Test-Environment Manager basically includes
- Algorithm-wise configuration
  - Public datasets
  - Pre-processing algorithms
  - Feature engineering algorithms
  - Post-processing algorithms like metric computation
- System-wise configuration
  - Overall architecture
  - System constraints or budgets
    - End-to-end cross-node
    - Per node
Test-case Controller includes but is not limited to the following components
- Templates of common distributed-synergy-AI paradigms, which can help the developer to prepare their test case without too much effort. Such paradigms include edge-cloud synergy joint inference, incremental learning, federated learning, and lifelong learning.
- Simulation tools. Develop simulated test environments for test cases
  - Note that simulation tools are not yet available in early versions until v0.5
  - It is NOT in the scope of this open-sourced Ianvs to simulate different hardware devices, e.g., simulating NPU with GPU and even CPU
- Other tools to assist test-case generation. For instance, prepare test cases based on a given range of hyper-parameters.
Story Manager includes but is not limited to the following components
- Leaderboard generation
- Test report generation

Definitions of Objects¶

Quite a few terms exist in ianvs, which include the detailed modules and objects. To facilitate easier concept understanding, we show a hierarchical table of terms in the following figures, where the top item contains the items below it.
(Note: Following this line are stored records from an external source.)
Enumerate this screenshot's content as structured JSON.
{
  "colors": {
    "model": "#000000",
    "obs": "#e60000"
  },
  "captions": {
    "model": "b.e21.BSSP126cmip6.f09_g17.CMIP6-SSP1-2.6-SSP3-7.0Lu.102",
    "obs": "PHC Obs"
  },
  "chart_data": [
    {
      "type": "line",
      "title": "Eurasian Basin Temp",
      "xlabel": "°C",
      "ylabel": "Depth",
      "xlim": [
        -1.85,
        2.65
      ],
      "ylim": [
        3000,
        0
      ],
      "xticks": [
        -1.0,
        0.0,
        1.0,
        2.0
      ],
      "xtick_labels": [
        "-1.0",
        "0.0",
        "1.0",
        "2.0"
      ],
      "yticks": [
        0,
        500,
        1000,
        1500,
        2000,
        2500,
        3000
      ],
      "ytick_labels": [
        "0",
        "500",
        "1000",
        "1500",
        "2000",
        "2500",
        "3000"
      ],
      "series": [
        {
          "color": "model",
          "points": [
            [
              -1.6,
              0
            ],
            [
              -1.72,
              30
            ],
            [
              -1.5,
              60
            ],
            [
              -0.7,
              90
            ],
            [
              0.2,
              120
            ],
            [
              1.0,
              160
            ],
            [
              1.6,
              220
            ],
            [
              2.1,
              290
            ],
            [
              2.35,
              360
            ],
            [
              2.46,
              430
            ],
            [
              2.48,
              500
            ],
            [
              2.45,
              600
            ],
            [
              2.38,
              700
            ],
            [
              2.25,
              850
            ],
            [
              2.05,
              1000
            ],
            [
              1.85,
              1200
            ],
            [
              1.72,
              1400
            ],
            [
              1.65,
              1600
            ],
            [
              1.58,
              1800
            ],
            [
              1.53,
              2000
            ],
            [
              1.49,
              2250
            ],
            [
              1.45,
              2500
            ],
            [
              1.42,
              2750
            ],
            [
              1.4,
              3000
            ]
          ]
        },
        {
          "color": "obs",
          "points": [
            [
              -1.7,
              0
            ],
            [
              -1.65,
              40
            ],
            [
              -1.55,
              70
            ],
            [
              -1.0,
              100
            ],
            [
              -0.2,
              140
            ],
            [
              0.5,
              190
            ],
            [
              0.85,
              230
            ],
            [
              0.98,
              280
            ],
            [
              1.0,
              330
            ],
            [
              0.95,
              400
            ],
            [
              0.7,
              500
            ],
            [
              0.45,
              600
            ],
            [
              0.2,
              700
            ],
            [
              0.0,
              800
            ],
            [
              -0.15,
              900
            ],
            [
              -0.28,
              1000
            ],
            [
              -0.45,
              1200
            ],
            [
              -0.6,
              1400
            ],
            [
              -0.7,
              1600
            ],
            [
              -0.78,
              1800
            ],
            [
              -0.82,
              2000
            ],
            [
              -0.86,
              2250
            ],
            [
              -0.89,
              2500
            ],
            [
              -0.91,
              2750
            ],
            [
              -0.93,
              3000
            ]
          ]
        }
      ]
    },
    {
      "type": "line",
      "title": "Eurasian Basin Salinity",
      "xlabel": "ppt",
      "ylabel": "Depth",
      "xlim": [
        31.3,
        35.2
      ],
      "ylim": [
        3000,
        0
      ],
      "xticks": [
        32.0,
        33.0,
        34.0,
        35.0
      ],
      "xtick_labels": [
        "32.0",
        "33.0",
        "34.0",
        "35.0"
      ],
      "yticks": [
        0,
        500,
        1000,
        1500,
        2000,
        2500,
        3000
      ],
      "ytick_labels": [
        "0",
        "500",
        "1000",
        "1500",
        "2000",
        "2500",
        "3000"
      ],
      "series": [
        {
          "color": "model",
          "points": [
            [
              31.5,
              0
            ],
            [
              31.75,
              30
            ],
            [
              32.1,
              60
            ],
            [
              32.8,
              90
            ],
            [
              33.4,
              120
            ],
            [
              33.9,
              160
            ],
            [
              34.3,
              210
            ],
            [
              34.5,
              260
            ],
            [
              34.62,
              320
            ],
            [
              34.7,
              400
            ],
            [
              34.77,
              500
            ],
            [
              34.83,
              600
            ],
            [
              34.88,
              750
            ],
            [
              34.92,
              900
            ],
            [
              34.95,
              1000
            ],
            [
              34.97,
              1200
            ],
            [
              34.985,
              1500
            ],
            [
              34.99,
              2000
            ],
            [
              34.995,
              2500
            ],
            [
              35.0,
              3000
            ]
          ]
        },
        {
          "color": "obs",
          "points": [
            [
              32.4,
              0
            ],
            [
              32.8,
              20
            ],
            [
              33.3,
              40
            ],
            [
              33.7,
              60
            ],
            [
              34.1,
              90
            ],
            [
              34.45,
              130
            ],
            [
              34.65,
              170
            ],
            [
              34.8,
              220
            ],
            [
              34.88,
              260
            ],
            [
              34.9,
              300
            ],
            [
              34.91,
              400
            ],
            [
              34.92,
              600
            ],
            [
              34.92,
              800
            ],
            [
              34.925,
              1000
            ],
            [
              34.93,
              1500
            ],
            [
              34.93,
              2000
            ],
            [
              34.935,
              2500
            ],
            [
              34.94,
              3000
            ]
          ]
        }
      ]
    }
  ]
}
The concept definition of modules has been shown in the Architecture Section. In the following, we introduce the concepts of objects for easier understanding.

Benchmark: standardized evaluation process recognized by the academic or industry.
Benchmarking Job: the serving instance for an individual benchmarking with ianvs, which takes charge of the lifetime management of all possible ianvs components.
- Besides components, a benchmarking job includes instances of a test environment, one or more test cases, a leaderboard, or a test report.
- Different test environments lead to different benchmarking jobs and leaderboards. A benchmarking job can include multiple test cases
Test Object: the targeted instance under benchmark testing. A typical example would be a particular algorithm or system.
Test Environment: setups or configurations for benchmarking, typically excluding the test object.
- It can include algorithm-wise and system-wise configurations.
- It serves as the unique descriptor of a benchmarking job. Different test environments thus lead to different benchmarking jobs.
Test Case: the executable instance to evaluate the performance of the test object under a particular test environment. Thus, the test case is usually generated with a particular test environment and outputs testing results if executed.
- It is the atomic unit of a benchmark. That is, a benchmarking job can include quite a few test cases.
Attribute (Attr.) of Test Case: Attributes or descriptors of a test case, e.g., id, name, and time stamp.
Algorithm Paradigm: acknowledged AI process which usually includes quite a few modules that can be implemented with replaceable algorithms, e.g., federated learning which includes modules of local train and global aggregation.
Algorithm Module: the component of the algorithm paradigm, e.g., the global aggregation module of the federated learning paradigm.
Leaderboard: the ranking of the test object under a specific test environment.
- The local node holds the local leaderboard for private usage.
- The global leaderboard is shared (e.g., via GitHub) by the acknowledged organization.
Test Report: the manuscript recording how the testing is conducted.